Make the obvious choices.
- Set a clear roadmap for development.
- For every major milestone, re-consider the roadmap and discard old things that don’t match the project’s current plans.
- Choose your battles. Your program deserves good libraries, don’t try to implement everything yourself when you know there is a better way.
- Try to tighten the scope of your program, or otherwise make it modular enough that you can build it with only a sub-set of features (Careful with this, some people go all out on this and end up with complex build systems, which make contributing stupidly hard).
- Don’t mislead yourself with comments. The concept is simple ; What are bugs? Bugs are unintended behavior, often from misunderstanding or misusing the language’s features. So, in the case you have a comment that says: “Increment counter before showing the laptop’s battery icon”, you could be mislead by your own comments in case your “old self” failed to implement or correctly describe the code.
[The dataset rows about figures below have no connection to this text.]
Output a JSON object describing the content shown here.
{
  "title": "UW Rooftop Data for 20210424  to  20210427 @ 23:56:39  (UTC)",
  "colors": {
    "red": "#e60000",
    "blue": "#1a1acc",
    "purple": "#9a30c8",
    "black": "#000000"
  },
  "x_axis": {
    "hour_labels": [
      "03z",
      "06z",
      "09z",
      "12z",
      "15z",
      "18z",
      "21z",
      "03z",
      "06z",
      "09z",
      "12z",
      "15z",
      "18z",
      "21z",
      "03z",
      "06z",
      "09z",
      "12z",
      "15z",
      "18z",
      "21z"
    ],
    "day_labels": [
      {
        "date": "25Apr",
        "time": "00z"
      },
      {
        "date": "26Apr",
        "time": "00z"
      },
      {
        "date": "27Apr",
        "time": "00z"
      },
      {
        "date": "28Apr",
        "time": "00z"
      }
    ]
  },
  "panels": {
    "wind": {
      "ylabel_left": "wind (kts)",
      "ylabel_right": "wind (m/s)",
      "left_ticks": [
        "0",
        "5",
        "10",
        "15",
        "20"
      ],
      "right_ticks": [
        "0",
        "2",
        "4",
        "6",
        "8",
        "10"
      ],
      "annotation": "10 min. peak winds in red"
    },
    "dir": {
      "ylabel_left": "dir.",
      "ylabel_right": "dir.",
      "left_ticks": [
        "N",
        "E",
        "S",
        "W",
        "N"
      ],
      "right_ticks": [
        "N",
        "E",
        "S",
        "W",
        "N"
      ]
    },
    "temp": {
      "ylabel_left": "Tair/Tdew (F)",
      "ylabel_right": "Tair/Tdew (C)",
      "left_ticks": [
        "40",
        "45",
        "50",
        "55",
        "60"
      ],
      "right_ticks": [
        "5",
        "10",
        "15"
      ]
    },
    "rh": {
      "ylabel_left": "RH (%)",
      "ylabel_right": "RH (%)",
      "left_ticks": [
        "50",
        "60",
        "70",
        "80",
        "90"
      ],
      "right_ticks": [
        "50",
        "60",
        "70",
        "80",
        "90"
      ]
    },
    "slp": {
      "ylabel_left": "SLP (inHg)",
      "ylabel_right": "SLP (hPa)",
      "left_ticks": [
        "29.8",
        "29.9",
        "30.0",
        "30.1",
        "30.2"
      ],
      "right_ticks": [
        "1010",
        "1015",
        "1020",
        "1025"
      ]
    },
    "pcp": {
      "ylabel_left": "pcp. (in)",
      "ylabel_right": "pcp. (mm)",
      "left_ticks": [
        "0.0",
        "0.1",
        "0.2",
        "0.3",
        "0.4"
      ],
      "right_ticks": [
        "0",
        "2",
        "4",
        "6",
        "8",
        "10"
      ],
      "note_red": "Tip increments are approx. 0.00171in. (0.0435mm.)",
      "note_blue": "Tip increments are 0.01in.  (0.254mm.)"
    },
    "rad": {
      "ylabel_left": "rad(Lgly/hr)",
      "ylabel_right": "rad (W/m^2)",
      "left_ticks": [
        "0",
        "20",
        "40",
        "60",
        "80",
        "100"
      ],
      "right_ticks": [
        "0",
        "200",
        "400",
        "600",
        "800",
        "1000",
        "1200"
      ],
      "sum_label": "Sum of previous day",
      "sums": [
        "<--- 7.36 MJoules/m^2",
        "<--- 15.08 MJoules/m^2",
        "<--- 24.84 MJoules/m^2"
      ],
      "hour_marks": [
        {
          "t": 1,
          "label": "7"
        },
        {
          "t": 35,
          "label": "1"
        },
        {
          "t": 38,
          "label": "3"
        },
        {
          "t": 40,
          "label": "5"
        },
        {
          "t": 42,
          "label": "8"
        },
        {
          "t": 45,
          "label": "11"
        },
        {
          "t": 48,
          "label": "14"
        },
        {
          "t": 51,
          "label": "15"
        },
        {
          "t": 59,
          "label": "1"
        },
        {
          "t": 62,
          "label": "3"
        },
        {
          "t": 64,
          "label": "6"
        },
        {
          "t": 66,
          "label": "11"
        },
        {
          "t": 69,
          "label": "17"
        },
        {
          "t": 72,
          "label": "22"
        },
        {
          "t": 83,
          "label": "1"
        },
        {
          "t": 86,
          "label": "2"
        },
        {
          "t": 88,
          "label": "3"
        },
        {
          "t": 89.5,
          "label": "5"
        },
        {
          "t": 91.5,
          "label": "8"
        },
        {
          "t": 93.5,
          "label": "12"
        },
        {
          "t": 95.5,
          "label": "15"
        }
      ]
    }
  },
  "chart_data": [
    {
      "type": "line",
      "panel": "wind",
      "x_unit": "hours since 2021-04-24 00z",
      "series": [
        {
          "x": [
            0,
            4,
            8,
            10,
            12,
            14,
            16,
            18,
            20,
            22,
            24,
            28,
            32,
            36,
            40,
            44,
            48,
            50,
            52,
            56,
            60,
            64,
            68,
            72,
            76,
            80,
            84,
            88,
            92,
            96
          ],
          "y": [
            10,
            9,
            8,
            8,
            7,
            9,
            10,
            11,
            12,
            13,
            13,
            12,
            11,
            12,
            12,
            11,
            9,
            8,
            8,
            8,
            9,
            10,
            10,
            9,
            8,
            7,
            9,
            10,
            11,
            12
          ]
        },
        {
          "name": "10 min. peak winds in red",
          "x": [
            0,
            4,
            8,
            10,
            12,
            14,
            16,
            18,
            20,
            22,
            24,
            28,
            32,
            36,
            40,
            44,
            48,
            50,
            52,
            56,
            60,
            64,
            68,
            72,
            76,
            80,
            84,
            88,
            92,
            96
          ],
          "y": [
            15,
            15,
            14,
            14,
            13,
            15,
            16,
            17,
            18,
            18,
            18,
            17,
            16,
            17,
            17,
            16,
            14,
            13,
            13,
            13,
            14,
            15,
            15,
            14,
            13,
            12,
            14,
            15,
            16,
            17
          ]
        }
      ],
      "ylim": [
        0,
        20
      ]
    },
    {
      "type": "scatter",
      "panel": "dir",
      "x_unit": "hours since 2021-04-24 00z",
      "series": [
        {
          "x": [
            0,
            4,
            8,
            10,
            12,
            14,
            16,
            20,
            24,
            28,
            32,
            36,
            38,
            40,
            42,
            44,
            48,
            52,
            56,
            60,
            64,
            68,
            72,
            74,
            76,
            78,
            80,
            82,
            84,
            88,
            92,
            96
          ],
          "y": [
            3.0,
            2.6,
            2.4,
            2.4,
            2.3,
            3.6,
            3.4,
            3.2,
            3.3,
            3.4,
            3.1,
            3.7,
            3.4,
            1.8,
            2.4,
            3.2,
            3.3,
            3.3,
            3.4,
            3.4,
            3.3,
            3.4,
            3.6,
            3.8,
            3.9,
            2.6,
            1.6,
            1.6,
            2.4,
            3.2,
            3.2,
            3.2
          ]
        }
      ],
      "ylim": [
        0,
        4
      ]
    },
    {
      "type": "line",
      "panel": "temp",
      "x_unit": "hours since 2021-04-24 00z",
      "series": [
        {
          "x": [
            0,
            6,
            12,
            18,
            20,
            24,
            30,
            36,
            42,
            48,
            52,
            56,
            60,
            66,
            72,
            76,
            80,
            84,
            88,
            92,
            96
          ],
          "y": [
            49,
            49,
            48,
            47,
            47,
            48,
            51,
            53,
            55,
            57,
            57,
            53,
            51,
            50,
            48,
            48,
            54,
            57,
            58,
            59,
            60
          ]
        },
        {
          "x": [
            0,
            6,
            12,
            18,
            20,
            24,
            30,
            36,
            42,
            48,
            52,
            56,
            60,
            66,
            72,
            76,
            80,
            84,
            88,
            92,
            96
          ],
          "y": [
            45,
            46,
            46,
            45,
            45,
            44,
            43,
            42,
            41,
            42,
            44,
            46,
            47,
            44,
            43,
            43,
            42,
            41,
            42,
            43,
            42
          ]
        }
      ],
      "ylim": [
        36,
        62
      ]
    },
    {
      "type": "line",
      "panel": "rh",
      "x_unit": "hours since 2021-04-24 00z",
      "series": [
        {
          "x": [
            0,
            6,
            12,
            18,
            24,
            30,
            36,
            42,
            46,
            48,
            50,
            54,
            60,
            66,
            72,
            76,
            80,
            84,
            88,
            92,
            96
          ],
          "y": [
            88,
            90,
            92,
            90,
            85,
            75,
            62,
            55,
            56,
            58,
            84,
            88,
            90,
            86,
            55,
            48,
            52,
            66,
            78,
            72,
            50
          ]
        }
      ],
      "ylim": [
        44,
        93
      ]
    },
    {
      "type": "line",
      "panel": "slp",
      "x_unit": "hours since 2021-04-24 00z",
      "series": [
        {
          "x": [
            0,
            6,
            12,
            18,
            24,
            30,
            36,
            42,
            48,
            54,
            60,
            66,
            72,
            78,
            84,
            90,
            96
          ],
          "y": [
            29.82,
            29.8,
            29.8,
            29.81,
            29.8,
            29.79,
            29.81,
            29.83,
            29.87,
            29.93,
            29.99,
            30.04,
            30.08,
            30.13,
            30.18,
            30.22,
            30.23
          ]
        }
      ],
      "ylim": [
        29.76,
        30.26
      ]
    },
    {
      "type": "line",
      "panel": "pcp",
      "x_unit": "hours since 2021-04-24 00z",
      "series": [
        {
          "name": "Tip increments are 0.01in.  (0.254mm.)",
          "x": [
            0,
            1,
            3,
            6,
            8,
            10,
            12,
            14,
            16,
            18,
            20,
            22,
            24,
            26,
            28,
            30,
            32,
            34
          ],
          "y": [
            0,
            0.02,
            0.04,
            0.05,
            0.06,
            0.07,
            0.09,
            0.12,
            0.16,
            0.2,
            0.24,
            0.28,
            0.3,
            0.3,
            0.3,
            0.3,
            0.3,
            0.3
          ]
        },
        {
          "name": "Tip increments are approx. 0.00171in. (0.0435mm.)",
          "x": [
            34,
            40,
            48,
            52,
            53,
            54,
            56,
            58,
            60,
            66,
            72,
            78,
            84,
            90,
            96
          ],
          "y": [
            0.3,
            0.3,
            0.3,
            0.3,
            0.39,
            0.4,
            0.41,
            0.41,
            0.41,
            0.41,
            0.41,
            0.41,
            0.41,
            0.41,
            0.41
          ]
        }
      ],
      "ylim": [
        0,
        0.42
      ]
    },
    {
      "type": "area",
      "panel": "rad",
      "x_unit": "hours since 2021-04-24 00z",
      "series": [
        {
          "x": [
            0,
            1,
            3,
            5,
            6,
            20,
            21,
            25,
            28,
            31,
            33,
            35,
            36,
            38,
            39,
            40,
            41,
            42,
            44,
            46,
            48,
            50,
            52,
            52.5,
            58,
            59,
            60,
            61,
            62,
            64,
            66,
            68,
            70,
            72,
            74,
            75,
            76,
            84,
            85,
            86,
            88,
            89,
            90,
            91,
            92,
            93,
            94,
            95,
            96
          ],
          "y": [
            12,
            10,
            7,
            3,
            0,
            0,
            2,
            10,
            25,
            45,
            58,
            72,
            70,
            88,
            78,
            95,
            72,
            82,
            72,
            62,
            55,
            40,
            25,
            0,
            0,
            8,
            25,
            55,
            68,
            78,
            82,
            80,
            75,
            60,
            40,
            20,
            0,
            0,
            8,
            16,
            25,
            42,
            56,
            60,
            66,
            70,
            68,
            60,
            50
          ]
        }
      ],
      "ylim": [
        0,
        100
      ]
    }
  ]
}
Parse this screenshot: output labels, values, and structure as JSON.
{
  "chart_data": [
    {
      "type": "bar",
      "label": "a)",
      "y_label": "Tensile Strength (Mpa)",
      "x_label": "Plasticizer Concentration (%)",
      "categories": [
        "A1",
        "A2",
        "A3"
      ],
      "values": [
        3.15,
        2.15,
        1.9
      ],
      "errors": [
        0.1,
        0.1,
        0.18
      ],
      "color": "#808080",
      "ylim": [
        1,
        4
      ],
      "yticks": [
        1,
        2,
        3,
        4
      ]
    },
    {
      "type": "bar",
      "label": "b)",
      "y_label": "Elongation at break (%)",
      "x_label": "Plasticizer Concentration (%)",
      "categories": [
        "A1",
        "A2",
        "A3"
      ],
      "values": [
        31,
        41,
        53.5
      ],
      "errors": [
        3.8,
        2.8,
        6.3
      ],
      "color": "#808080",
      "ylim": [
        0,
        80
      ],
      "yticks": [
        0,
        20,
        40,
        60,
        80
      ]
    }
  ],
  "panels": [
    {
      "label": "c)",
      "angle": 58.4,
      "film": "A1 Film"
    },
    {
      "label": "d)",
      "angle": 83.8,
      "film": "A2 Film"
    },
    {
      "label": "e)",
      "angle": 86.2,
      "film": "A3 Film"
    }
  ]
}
- Another argument against Excessive commenting is the fact that if your code requires large & vast amounts of comments, its because it is too complex to understand ; Consider re-implementing said code’s functionality in a simpler, more understandable way.
- Do you really need that comment that ChatGPT put in your code that says “// We set variable –red to the corresponding value”?
“One of my most productive days was throwing away 1,000 lines of code.”
— Ken Thompson, co-creator of the UNIX operating system and a pioneer in computer science, known for his contributions to the development of the C programming language and the creation of the B programming language.